Alex crept back downstairs and went over to the main door. As he appeared, Spike began to growl, its hackles rising and its ugly brown eyes glaring out of the darkness. But—like Dr. Tanner—Nurse Hicks had told him more than she should have. She had said that the dog was trained not to come into the building. The animal was clearly lethal. Even for a pit bull, it was ugly. But it wouldn't harm him so long as he didn't step outside.

“Nice dog,” Alex muttered.

He stretched out his hand. He was holding a piece of steak that he had been given on the first night. It had been kind of Dr. Tanner to warn him that there was a dog. Cut into the meat were the six sleeping pills that he had been given over the last three days. The question was—would the dog take the bait?
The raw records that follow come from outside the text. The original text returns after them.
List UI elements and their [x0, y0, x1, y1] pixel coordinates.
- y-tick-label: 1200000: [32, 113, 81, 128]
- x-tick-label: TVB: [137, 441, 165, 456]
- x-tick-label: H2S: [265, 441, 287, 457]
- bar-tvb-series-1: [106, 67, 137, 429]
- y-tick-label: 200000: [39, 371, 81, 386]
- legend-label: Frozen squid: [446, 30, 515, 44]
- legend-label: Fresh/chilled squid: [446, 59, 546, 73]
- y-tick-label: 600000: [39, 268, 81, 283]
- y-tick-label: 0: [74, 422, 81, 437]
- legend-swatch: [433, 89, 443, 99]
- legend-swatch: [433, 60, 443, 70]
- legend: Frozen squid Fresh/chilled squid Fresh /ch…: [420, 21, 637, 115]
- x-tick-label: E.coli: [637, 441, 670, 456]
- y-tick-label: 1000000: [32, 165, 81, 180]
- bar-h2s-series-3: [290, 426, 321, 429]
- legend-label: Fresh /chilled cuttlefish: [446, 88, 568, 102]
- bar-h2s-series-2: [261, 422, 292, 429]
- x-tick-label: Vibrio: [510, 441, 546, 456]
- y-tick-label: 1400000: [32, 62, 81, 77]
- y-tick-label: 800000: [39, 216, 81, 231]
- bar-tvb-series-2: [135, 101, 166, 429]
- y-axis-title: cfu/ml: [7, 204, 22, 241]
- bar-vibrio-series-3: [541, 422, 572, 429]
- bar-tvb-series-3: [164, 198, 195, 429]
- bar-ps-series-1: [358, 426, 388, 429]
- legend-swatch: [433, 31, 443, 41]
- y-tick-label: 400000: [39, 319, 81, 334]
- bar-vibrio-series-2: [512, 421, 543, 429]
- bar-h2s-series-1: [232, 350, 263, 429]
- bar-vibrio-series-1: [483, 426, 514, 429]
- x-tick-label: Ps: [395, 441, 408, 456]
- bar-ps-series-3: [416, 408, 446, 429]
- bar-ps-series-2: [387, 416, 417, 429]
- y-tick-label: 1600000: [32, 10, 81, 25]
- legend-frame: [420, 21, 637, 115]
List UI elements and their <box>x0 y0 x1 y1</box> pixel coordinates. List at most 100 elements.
It didn't move, so Alex threw the meat onto the grass, close to the sprawled-out body of the guard. Spike ran over to it, his stubby tail wagging. He looked down, sniffed, and scooped up the meat greedily, swallowing it without even chewing.

Just as Alex had hoped.

It took ten minutes for the pills to take effect. Alex watched as the dog grew more and more drowsy until finally he collapsed onto one side and lay still, apart from the rise and fall of his stomach. At last things seemed to be going Alex's way. But even so, he stepped outside cautiously, expecting either the dog or his master to wake up at any time. He had no need to worry. He scooped up the coin—it was lying a few inches from the edge of the filing cabinet—and hurried into the night.

There was a soft echo of thunder that trembled through the air like a drum rolling down a hill. It wasn't raining yet, but there was going to be another storm. Good. That was exactly what Alex wanted. He checked left and right. The compound was kept permanently lit by a series of arc lamps. The rest of the hospital staff, the pilot, and the American television producer would all be fast asleep. Alex hesitated for just a few seconds, thinking how wonderful it would be if MI6—perhaps Ben Daniels and a platoon of SAS men—chose this moment to make their appearance. But he knew what wasn't going to happen. It was all up to him.
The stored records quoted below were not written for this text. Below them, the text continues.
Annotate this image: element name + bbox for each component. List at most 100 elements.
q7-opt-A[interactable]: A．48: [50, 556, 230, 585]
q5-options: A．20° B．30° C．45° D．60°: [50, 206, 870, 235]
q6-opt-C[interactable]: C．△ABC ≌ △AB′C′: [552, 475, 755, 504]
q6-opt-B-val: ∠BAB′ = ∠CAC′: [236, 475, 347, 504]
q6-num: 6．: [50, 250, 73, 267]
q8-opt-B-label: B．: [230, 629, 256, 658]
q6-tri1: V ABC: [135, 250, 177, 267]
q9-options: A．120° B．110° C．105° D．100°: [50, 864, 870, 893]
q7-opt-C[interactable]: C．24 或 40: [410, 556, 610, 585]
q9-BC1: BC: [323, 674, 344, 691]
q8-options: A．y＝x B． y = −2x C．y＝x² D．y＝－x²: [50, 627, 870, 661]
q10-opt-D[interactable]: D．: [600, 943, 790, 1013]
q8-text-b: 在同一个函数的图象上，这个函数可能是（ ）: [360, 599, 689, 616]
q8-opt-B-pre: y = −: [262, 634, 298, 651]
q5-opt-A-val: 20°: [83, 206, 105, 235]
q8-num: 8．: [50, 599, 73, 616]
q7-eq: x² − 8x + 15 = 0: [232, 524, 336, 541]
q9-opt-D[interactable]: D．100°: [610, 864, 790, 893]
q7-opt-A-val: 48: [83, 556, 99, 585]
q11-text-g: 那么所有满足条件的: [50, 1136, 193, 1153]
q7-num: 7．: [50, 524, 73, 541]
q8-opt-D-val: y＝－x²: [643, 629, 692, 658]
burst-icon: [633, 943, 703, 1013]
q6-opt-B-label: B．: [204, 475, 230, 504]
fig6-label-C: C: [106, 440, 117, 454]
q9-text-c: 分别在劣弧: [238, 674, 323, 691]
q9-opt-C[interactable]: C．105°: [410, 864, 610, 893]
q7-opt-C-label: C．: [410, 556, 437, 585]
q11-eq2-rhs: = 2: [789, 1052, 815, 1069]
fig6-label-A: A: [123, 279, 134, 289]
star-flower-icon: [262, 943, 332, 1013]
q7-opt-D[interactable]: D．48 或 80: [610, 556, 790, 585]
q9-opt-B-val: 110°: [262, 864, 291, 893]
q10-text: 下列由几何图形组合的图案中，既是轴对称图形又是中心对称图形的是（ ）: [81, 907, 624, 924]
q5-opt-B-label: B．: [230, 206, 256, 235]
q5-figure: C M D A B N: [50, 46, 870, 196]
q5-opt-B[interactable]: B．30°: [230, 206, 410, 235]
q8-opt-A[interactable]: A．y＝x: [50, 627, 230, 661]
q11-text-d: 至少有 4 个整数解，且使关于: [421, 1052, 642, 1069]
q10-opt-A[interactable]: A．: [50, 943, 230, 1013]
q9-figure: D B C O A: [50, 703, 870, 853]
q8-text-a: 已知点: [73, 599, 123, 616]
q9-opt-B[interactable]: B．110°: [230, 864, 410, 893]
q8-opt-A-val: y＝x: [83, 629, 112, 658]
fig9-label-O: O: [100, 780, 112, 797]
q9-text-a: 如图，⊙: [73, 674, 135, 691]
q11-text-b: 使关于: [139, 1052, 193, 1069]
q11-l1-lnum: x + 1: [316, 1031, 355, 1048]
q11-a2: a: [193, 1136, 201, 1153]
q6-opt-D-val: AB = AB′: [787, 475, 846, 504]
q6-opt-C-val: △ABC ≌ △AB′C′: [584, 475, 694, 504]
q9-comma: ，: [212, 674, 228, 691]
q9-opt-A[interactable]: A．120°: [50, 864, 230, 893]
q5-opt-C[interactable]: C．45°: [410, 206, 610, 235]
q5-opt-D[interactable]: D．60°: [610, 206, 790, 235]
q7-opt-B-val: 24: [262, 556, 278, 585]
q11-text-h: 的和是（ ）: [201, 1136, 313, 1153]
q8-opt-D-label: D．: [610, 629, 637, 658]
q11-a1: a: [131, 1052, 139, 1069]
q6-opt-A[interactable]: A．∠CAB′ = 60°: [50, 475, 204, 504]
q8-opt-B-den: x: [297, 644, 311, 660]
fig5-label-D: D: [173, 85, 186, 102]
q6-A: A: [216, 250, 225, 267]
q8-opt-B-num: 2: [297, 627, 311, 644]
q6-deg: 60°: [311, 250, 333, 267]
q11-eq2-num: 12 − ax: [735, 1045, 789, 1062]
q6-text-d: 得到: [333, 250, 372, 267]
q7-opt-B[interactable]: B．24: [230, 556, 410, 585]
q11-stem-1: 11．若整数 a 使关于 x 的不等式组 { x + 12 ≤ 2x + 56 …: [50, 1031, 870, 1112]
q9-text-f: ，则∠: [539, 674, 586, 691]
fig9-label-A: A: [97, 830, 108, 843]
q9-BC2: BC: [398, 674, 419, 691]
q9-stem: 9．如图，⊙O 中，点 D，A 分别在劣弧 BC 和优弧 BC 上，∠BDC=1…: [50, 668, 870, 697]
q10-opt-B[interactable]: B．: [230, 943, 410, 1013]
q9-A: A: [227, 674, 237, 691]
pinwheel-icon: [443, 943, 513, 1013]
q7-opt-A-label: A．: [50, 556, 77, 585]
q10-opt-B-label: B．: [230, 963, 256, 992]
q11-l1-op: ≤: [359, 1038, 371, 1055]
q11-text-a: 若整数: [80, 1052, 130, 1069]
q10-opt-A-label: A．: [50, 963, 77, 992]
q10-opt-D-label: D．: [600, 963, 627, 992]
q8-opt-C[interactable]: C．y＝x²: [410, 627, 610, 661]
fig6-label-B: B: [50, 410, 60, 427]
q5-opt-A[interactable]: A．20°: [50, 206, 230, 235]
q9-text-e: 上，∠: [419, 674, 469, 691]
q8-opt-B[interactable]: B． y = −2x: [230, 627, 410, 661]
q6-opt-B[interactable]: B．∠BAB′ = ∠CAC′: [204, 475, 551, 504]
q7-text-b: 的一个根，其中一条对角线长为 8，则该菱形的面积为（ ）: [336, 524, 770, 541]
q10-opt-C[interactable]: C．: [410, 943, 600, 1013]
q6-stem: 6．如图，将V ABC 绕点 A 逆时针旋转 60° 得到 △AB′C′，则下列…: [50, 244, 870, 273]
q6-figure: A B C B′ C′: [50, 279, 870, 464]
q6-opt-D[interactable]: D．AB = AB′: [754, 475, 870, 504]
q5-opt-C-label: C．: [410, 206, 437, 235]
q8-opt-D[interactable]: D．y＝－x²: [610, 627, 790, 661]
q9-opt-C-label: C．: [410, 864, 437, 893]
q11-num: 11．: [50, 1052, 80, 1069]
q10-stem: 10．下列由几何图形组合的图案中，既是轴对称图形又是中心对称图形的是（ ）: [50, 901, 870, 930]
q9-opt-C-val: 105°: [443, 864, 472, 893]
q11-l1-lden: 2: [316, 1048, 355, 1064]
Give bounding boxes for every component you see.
He hurried toward the jetty. If only he had learned how to fly! He might have been able to get the Piper started up and in minutes he would have been out of here, on his way to freedom. But at fourteen, and despite all the other skills his uncle had taught him, he had been too young for flying lessons. Never mind. The plane was still going to be useful to him—for that was Dr. Tanner's big mistake. The security at the hospital had been thoroughly checked—
but only when the Piper was away
. Right now it was back, and even though he couldn't fly it, the seaplane was still going to help him escape.

He reached the jetty without being seen and crouched in the shadow of the plane, which was sitting on its two floats, rocking gently in the water. There was another rumble of thunder, louder this time, and a few drops of water splashed against Alex's shoulders. The storm was going to break very soon. Alex examined the Piper Super Cub. There were two metal struts on each side, supporting the weight of the cockpit and fuselage. They tapered to a point, where they were bolted into the long, fiberglass floats. Just as he remembered.

Alex reached into his pocket and took out the ten-baht coin again. It was the last one that Smithers had given him, and it occurred to him that all three would have saved his life. He placed it against the larger of the metal struts. He looked up at the sky. There were few stars tonight, the clouds swirling overhead. Behind them, the lightning flickered, white and mauve. Alex had the chewing gum pack in his hand. He waited for the thunder and pressed the switch at exactly the right moment.

There was a flash and a small explosion. Even without the storm, it might not have been heard. But the coin had done its job. One of the struts had been ripped apart. The other had come free. The Piper sagged in the water. Alex lay down on the jetty and pressed his feet against the float, pushing with all his strength. Slowly the float moved away from the main body of the plane. Alex pushed harder. The float came free. The rest of the plane sagged uselessly in the water. Moving more quickly now, Alex grabbed hold of the float and dragged it to the shore.